Jakarta Oh Jakarta

Jakarta merupakan ibu kota negara Indonesia. Pusat dari segala pusat, mulai dari pusat pemerintahan, pusat wisata, pusat perekonomian, hingga pusat gelandangan (mungkin bisa disematkan juga, he...).

Menurut Om Wikipedia, Jakarta merupakan satu-satunya kota di Indonesia yang memiliki status setingkat provinsi. Jakarta terletak di bagian barat laut Pulau Jawa. Dahulu pernah dikenal dengan nama Sunda Kelapa (sebelum 1527), Jayakarta (1527-1619), Batavia/Batauia, atau Jaccatra (1619-1942), Jakarta Tokubetsu Shi (1942-1945) dan Djakarta (1945-1972). Di dunia internasional Jakarta juga mempunyai julukan seperti J-Town, atau lebih populer lagi The Big Durian karena dianggap kota yang sebanding New York City (Big Apple) di Indonesia.

Masih menurut si Om Wiki, Jakarta memiliki luas sekitar 661,52 km² (lautan: 6.977,5 km²), dengan penduduk berjumlah 10.187.595 jiwa (2011). Wilayah metropolitan Jakarta (Jabotabek) yang berpenduduk sekitar 28 juta jiwa, merupakan metropolitan terbesar di Asia Tenggara atau urutan kedua di dunia. (https://id.wikipedia.org/wiki/Daerah_Khusus_Ibukota_Jakarta)

Luas wilayah Jakarta hingga tahun 2015 tidak ada perubahan, luasnya tetap dan tidak menjadi besar ataupun kecil.
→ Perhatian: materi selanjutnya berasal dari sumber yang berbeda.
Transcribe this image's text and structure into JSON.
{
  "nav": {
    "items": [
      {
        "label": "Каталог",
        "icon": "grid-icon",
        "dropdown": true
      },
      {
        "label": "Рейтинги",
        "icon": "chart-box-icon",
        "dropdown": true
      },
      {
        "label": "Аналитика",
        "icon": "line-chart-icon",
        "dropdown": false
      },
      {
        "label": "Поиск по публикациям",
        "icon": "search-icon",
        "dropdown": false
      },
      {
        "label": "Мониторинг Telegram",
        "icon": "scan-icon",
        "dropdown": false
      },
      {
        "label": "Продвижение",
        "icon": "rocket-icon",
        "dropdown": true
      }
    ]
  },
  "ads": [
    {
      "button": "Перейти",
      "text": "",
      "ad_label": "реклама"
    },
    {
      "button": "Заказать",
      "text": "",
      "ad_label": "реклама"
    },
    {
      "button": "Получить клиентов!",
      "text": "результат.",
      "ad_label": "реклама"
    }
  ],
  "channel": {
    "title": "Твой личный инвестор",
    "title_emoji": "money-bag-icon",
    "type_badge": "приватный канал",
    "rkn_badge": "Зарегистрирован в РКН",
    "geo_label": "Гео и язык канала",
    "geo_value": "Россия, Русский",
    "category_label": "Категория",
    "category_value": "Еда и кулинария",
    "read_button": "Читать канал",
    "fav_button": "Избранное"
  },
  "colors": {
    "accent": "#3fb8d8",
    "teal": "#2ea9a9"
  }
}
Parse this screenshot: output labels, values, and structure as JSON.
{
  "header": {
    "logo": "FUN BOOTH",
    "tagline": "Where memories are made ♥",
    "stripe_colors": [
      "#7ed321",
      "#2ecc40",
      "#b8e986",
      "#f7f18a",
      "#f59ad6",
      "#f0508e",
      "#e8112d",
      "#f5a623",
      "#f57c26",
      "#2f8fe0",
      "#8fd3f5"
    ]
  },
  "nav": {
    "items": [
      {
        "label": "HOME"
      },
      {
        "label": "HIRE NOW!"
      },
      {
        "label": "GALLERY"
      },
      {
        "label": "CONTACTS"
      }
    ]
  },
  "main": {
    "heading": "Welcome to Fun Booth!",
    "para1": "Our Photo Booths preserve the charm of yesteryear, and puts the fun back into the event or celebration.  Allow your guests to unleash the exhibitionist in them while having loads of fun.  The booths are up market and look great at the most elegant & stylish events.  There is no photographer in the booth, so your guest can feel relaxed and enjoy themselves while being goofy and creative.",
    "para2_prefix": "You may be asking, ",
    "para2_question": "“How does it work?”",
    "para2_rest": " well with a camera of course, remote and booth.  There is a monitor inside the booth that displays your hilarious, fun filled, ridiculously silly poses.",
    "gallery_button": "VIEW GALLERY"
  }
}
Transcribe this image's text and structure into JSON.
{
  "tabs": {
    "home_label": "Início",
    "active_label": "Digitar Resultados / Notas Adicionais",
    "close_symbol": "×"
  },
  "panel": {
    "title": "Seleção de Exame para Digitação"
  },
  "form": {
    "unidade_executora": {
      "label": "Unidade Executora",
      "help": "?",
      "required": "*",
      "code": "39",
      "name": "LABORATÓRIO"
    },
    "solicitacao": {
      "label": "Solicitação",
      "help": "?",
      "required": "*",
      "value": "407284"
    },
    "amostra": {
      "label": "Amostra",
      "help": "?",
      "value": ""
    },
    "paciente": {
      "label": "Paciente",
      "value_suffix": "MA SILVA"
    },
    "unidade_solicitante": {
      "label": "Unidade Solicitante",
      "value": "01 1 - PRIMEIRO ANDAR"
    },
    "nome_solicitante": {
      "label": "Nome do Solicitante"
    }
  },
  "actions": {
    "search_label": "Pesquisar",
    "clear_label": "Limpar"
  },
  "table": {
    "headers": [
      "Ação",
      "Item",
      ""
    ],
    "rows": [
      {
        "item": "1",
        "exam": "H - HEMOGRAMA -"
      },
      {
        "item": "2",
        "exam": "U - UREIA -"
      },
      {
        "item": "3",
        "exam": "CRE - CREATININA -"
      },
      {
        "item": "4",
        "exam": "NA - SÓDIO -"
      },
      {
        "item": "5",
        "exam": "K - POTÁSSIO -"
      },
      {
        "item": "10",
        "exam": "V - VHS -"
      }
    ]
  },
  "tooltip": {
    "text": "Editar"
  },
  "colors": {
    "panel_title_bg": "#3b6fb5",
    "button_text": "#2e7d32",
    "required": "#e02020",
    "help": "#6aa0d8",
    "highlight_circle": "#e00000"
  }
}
Namun, penduduk di kota Jakarta dari tahun ke tahun terus bertambah.

Daya magnet kota Jakarta banyak menarik masyarakat Indonesia dari seluruh wilayah. Gambaran kemewahan dan ekonomi yang dianggap kelas tinggi, membuat masyarakat berlomba-lomba untuk mengadu nasib di Kota metropolitan ini (yang kabarnya sekarang sudah menjadi megapolitan).

Padatnya penduduk di kota Jakarta terasa saat arus mudik dan arus balik pada setiap lebaran Idul Fitri. Jalan macet dan penuhnya moda transportasi saat arus mudik dari kota sejuta mall ini menandakan bahwa begitu banyaknya penduduk di kota Jakarta.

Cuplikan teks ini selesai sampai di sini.